We don't need to verify that Americans love to celebrate the Fourth of July.
But, we can verify that some of the things taken as fact on this holiday aren't exactly true. We verify four facts on this Fourth of July.
Our source? The United States National Archives.
The holiday commemorates the founding fathers' declaration of independence from England in 1776.
First, Congress didn't actually vote for independence on July 4. The resolution was approved on July 2, and then adopted on the fourth. John Adams was notoriously angry that the fourth became the day for celebrations; insisting that it be on the second. He didn't win that battle.
Second, the Fourth of July didn't become an official holiday until more than a century after america declared its independence. It was declared a federal holiday in 1870 and it became a paid holiday for federal employees in 1941.

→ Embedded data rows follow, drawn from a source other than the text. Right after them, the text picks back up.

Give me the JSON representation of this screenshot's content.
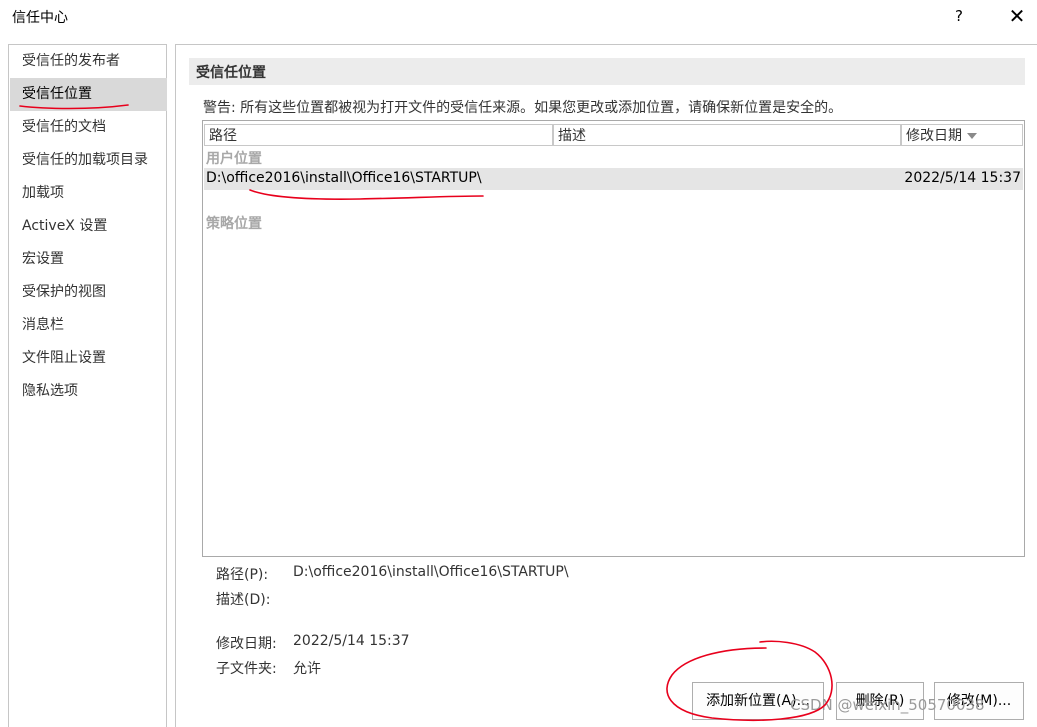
{
  "window": {
    "title": "信任中心",
    "help_glyph": "?",
    "close_glyph": "✕"
  },
  "sidebar": {
    "items": [
      {
        "label": "受信任的发布者",
        "selected": false
      },
      {
        "label": "受信任位置",
        "selected": true
      },
      {
        "label": "受信任的文档",
        "selected": false
      },
      {
        "label": "受信任的加载项目录",
        "selected": false
      },
      {
        "label": "加载项",
        "selected": false
      },
      {
        "label": "ActiveX 设置",
        "selected": false
      },
      {
        "label": "宏设置",
        "selected": false
      },
      {
        "label": "受保护的视图",
        "selected": false
      },
      {
        "label": "消息栏",
        "selected": false
      },
      {
        "label": "文件阻止设置",
        "selected": false
      },
      {
        "label": "隐私选项",
        "selected": false
      }
    ]
  },
  "main": {
    "section_title": "受信任位置",
    "warning": "警告: 所有这些位置都被视为打开文件的受信任来源。如果您更改或添加位置，请确保新位置是安全的。",
    "list": {
      "columns": {
        "path": "路径",
        "description": "描述",
        "modified": "修改日期"
      },
      "user_group": "用户位置",
      "rows": [
        {
          "path": "D:\\office2016\\install\\Office16\\STARTUP\\",
          "description": "",
          "modified": "2022/5/14 15:37"
        }
      ],
      "policy_group": "策略位置"
    },
    "details": {
      "path_label": "路径(P):",
      "path_value": "D:\\office2016\\install\\Office16\\STARTUP\\",
      "description_label": "描述(D):",
      "modified_label": "修改日期:",
      "modified_value": "2022/5/14 15:37",
      "subfolders_label": "子文件夹:",
      "subfolders_value": "允许"
    },
    "buttons": {
      "add": "添加新位置(A)...",
      "remove": "删除(R)",
      "modify": "修改(M)..."
    }
  },
  "watermark": "CSDN @weixin_50570038",
  "colors": {
    "annotation": "#e8001c",
    "selection": "#d9d9d9",
    "row_highlight": "#e5e5e5"
  }
}
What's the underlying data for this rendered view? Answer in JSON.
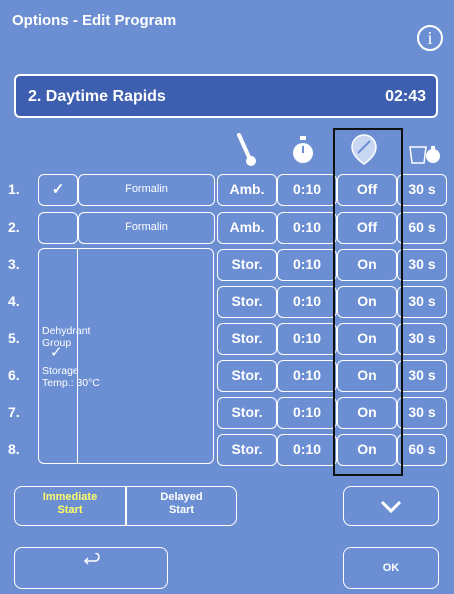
{
  "header": {
    "title": "Options - Edit Program",
    "info_label": "i"
  },
  "program": {
    "name": "2. Daytime Rapids",
    "time": "02:43"
  },
  "columns": {
    "temperature_icon": "thermometer-icon",
    "time_icon": "stopwatch-icon",
    "pv_icon": "pressure-vacuum-icon",
    "drain_icon": "drain-time-icon"
  },
  "rows": [
    {
      "num": "1.",
      "reagent": "Formalin",
      "checked": "✓",
      "temp": "Amb.",
      "time": "0:10",
      "pv": "Off",
      "drain": "30 s"
    },
    {
      "num": "2.",
      "reagent": "Formalin",
      "checked": "",
      "temp": "Amb.",
      "time": "0:10",
      "pv": "Off",
      "drain": "60 s"
    },
    {
      "num": "3.",
      "temp": "Stor.",
      "time": "0:10",
      "pv": "On",
      "drain": "30 s"
    },
    {
      "num": "4.",
      "temp": "Stor.",
      "time": "0:10",
      "pv": "On",
      "drain": "30 s"
    },
    {
      "num": "5.",
      "temp": "Stor.",
      "time": "0:10",
      "pv": "On",
      "drain": "30 s"
    },
    {
      "num": "6.",
      "temp": "Stor.",
      "time": "0:10",
      "pv": "On",
      "drain": "30 s"
    },
    {
      "num": "7.",
      "temp": "Stor.",
      "time": "0:10",
      "pv": "On",
      "drain": "30 s"
    },
    {
      "num": "8.",
      "temp": "Stor.",
      "time": "0:10",
      "pv": "On",
      "drain": "60 s"
    }
  ],
  "group": {
    "name": "Dehydrant\nGroup",
    "storage": "Storage\nTemp.: 30°C",
    "check": "✓"
  },
  "start": {
    "immediate": "Immediate\nStart",
    "delayed": "Delayed\nStart"
  },
  "buttons": {
    "scroll_down": "∨",
    "back_icon": "undo-arrow-icon",
    "ok": "OK"
  },
  "colors": {
    "background": "#6c8fd3",
    "header_bar": "#3e5fb0",
    "selected_text": "#ffff66",
    "highlight_border": "#111111"
  }
}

Third, why do we set off fireworks? It's a tradition that goes way back. According to the Smithsonian, in 1777 - one year after declaring independence - Philadelphia held a huge celebration, which included a parade, music, food, and fireworks. That first Fourth of July party actually ended with 13 fireworks being set off; one for every colony.
And fourth, Americans spend a lot of money to celebrate Independence Day. A survey on wallethub.com says we'll spend 6.8 billion dollars on food for our cookouts; with the top menu items being beef, chicken and pork.